Sunday, January 1, 2012

Spartacusmas

Well Christmas has come and gone (after a mere eleven months of build up) and now I am sitting waving goodbye to the new years celebrations as well.  Christmas was enjoyable,  I'm not even going to pretend it has any religious significance for me but it provides a useful cultural peg to hang a visit to my family on.  I suppose, on balance, I am glad that the Romans crucified somebody politically significant although celebrating his birthday isn't as grim as handing out chocolate eggs on the occasion of his gruesome death.

The crucifixion angle got me thinking though; I can't help wondering if circumstances were a little different whether we might be celebrating the birthday of Spartacus instead.  Think about it for a moment; Spartacus hacked off the Romans (literally in many cases), he fought for freedom and he was a champion of the downtrodden because, after all, you don't get much more downtrodden than slaves.  He certainly made an impression on the Romans (literally in many...oh I've already done that joke), after all not even the Romans would crucify seventy thousand people for no reason at all, probably.

I think the big mistake Spartacus made was not tossing a few money changers out of the odd temple.  He had the opportunity (after all, the Romans had some very odd temples) and this would have given the religious edge he needed to guarantee his immortality.  I mean immortality in a figurative sense, he was always going to wind up on a cross on the Via Appia.  Unfortunately Spartacus was too busy slaughtering Roman soldiers to pay proper attention to his posthumous image.
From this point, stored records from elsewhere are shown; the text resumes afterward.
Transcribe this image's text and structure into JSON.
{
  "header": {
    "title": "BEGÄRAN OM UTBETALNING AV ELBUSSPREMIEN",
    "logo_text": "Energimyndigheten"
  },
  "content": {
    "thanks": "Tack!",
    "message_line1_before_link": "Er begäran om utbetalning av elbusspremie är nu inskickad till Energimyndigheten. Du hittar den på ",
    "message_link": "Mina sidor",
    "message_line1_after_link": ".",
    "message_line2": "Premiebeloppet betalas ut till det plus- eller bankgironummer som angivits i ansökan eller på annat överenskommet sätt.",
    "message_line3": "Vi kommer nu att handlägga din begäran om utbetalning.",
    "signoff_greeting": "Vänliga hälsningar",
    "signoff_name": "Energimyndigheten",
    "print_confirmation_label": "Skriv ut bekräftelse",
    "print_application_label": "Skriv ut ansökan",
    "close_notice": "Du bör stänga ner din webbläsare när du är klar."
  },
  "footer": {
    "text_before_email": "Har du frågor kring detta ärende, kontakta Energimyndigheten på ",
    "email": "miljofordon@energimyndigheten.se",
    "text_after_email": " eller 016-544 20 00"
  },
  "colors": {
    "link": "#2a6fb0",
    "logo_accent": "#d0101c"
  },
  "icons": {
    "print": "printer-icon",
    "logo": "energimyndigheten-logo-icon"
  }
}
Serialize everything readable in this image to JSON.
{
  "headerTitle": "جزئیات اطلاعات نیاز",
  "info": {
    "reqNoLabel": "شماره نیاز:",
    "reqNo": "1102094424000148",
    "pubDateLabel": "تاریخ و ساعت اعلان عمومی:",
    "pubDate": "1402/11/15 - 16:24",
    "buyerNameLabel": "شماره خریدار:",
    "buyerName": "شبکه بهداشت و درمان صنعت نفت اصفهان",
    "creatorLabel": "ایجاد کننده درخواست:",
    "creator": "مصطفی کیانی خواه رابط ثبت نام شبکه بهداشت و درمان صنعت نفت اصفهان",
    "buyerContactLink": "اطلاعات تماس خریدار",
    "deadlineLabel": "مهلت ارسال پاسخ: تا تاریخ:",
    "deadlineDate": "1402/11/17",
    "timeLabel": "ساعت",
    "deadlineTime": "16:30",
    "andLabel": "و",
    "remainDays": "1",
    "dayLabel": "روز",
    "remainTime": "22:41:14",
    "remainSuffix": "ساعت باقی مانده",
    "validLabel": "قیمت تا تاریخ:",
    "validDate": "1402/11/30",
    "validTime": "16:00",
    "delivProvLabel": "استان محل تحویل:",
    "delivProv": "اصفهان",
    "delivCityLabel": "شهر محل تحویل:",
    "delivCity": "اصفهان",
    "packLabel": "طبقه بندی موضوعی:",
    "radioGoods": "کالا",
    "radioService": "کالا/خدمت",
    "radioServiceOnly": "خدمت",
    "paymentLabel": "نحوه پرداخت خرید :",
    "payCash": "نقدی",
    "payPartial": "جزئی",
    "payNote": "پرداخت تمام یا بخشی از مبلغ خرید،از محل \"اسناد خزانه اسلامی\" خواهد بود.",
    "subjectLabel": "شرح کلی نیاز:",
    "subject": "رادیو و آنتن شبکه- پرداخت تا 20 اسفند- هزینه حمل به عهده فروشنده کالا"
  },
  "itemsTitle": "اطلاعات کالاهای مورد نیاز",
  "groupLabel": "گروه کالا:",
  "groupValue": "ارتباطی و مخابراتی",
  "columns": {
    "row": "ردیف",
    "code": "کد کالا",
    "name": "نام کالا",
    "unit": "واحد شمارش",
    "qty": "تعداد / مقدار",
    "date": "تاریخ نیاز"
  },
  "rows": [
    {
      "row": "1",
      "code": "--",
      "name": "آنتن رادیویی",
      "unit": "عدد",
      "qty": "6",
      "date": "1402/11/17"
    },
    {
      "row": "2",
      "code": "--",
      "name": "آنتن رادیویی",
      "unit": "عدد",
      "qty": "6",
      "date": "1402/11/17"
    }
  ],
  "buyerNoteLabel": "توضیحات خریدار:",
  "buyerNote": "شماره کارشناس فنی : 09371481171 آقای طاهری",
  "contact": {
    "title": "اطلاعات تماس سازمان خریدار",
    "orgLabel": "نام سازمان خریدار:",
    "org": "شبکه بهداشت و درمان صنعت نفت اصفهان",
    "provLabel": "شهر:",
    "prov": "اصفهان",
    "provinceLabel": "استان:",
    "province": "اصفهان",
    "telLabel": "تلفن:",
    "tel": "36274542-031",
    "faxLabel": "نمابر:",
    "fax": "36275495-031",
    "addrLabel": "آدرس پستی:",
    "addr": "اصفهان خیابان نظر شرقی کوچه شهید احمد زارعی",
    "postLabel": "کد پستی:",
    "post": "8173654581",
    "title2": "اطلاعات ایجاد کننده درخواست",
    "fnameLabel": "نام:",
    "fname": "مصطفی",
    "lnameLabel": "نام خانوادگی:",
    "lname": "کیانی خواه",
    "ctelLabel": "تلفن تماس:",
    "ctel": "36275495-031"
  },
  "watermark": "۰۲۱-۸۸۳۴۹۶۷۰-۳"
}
A lot of water has flowed under (and in some cases over) a lot of bridges since Spartacus was roaming Italy impersonating Kirk Douglas so its probably too late to book him a slot in our public holiday calendar at this late stage.  This is all to the good really if only due to the fact that it is very difficult to say Spartacusmas without spitting.  Let's face it Spartacus sounds like a dinosaur and it seems a little rude to celebrate the birthday of something that's extinct.  After all, we don't celebrate the birthday of smallpox.